After analysing how physical spaces, events, and trade fairs will change, as well as suggesting some interior design tricks for making lockdown at home easier,  we have reflected on five big consumer trends that the health crisis has brought about.

 

Ecommerce: social distancing as an ally

Digital commerce has been seen as a great tool for purchasing goods and services during this time. This is confirmed by the fact that, according to a study by Semrush, the buying of homewares has increased by 7%.

Health and safety trends have been reinforced due to the pandemic, and they will be qualities that we will continue to look for in the things we buy or rent.  This has been confirmed by consulting firm McKinsey.

So why is this a growing trend? It’s all thanks to something that has remained firmly planted in the mind of every consumer: maintain social distancing, a rule that will determine a lot of the decisions made by 52% of consumers in the next few years.

 

Valuing our immediate environment

This isn’t just about commercial spaces, but rather things that were always around us that were previously drowned out by the noise of daily life, like our neighbourhood and the birds chirping.  We are once again placing value on our immediate environment.

This interest in our local surroundings has been confirmed by Google in their Google Trends index, with searches such as “what’s nearby” or “businesses open nearby”.  We are thinking, and will continue think, more local than ever.

This is also having an influence on our enjoyment of activities like gardening and cooking, or the interest in cleaning out closets and attics during lockdown.  These are all hobbies and habits that have reappeared and are here to stay.

 

Getting back to basics

The pandemic has forced us to reconnect with our inner selves and the most fundamental elements of our being.  We have thought about what our basic needs, products, and services are, and we have even reconsidered our values.  Where perhaps a year ago we might have said that we couldn’t live without luxury holidays to foreign countries, this opinion has almost certainly changed now.  Our desires and attitudes are returning to a primordial state.

As a consequence, wellbeing has become the best example of this trend, from reclaiming a space for our mental health to going back to beauty routines in order to look presentable after the effects of lockdown on our bodies.

 

Catching emotions

Another trend we are seeing is the ability we have to influence each other emotionally.  This was evident in the apocalypse-like buying frenzies in which everybody equipped themselves with products in the face of potential shortages, or the fear provoked by fake news regarding various health conspiracy theories.

Why do our emotions override the facts?  This study backs up the idea of our senses prevailing over all our other values.  In fact, we have already talked about the boom in olfactory marketing and the importance of acoustics in office designs.  We are returning to our primary senses.

 

Asynchronous society

At a time when we can have whatever we want, whenever we want (packages sent in less than 24h or even on the same day, never-ending and instantaneous access to our jobs etc.), the fact that we have turned into an asynchronous society might seem like a bit of a paradox.

On one hand, we have reclaimed stability and a sense of routine, but on the other hand the coronavirus has us working remotely at strange hours and looking at news all day long.

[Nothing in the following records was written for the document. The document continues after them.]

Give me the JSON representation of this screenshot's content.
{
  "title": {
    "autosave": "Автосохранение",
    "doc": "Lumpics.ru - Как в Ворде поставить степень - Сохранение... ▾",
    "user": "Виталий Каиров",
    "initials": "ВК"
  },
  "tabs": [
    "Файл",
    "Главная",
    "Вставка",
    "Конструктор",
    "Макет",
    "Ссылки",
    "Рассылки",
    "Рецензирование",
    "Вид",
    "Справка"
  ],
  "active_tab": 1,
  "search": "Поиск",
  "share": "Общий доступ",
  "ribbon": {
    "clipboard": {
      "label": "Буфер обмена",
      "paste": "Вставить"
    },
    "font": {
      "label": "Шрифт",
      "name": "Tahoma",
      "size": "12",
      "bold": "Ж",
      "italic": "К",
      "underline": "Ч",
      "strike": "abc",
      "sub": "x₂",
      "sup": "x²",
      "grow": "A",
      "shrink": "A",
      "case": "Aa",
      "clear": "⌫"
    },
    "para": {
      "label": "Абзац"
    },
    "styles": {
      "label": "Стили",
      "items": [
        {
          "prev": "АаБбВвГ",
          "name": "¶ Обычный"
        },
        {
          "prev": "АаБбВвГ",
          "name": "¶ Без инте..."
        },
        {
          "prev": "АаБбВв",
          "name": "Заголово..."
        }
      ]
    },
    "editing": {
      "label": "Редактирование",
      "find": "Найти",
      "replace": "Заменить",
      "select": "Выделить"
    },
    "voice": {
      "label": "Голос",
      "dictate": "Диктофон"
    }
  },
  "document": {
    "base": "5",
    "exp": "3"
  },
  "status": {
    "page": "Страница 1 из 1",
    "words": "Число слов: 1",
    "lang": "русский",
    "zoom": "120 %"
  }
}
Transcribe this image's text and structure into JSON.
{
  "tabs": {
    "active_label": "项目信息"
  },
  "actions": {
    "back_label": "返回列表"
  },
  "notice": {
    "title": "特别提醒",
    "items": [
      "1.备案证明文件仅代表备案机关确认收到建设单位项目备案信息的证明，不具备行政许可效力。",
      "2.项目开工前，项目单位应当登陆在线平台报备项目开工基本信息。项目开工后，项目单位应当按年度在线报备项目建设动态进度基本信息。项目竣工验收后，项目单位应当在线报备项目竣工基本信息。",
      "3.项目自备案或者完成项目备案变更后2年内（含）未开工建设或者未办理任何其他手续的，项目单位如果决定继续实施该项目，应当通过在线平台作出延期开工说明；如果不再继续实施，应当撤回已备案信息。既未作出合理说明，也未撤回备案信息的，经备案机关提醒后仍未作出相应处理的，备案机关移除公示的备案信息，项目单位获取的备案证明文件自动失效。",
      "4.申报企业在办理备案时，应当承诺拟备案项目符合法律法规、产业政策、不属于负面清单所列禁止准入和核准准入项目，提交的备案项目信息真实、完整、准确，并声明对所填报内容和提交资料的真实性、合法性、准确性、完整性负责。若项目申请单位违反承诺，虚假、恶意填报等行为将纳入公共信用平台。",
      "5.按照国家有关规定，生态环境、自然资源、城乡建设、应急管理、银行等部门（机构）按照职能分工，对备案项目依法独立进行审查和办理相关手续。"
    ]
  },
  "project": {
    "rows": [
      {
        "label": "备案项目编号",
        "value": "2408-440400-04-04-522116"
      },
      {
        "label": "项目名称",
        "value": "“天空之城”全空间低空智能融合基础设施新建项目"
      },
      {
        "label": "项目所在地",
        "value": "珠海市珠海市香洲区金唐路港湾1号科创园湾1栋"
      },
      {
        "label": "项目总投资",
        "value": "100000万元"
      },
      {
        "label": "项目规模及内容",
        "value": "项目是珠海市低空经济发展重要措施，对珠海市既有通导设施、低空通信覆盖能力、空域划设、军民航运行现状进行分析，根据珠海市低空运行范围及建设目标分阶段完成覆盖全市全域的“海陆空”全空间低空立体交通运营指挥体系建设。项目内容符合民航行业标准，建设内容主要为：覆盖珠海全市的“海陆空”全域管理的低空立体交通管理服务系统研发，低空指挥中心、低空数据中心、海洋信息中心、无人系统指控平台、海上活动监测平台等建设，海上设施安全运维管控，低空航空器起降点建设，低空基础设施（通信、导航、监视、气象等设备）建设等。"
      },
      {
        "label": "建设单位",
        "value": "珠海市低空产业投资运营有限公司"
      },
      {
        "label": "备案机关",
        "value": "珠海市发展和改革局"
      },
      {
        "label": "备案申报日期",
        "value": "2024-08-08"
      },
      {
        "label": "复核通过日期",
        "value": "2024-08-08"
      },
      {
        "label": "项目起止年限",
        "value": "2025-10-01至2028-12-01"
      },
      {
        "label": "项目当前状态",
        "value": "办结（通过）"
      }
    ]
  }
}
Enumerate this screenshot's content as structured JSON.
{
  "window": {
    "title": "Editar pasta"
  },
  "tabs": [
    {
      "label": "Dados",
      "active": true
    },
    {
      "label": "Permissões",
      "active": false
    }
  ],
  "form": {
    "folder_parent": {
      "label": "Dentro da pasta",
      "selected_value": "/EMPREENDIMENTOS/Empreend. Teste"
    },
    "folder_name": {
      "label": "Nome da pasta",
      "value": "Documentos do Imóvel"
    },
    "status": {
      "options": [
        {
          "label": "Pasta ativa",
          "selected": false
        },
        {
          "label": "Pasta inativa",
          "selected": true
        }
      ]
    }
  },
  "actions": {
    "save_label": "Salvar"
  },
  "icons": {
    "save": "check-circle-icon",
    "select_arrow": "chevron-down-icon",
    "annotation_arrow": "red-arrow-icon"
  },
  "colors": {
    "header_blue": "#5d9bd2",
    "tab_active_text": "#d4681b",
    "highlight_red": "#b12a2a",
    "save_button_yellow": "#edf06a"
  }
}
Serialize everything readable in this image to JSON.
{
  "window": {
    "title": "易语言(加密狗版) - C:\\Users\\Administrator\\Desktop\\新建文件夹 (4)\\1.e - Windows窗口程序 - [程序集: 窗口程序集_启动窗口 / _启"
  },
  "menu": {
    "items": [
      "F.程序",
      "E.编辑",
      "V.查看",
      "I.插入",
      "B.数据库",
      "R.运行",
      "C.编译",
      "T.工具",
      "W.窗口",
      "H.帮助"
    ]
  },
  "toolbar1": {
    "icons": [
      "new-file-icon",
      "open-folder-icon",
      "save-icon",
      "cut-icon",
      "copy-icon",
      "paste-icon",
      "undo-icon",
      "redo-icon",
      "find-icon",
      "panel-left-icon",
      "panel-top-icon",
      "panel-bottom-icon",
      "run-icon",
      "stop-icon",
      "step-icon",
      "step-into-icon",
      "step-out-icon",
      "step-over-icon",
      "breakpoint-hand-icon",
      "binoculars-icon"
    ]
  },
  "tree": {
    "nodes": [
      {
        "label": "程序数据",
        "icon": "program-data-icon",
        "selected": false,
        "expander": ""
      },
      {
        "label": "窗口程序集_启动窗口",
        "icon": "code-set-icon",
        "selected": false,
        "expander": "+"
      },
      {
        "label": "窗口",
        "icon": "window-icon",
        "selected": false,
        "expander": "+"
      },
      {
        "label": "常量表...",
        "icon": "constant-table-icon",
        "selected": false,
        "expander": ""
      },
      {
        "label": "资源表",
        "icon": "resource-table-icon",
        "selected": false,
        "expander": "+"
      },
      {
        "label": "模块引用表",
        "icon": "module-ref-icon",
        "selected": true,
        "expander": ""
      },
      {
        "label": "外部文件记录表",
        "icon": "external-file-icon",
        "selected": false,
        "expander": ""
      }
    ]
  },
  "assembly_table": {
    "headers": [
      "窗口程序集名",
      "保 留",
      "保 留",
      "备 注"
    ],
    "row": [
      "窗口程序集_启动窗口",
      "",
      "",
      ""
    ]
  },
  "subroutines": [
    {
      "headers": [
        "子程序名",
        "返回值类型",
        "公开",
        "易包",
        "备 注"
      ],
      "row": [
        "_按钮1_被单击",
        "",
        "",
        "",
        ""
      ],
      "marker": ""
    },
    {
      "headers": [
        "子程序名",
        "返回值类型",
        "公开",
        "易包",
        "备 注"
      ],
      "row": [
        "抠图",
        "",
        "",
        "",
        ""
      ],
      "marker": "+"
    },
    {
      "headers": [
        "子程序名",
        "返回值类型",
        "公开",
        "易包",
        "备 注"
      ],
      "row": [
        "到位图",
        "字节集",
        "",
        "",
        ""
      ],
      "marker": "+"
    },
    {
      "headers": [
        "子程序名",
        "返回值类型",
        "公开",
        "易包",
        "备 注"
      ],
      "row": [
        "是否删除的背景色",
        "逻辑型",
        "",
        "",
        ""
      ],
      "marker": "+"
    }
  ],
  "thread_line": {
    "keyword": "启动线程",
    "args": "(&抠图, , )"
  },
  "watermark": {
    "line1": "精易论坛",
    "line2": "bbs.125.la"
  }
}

The technological advances that have made things more convenient have also made us pay a high price in terms of changes to our daily habits.

These five trends depict us as consumers who are more technological and digital than ever, and who are concerned about safety, health, and social distancing.  They also paint the picture of people who are trying to get back in touch with their immediate environment, and who want to enjoy the conveniences of modern life without experiencing its negative consequences on their wellbeing.  How do we design interiors and spaces for this type of society?  ConnectionsByFinsa will continue analysing this situation for you.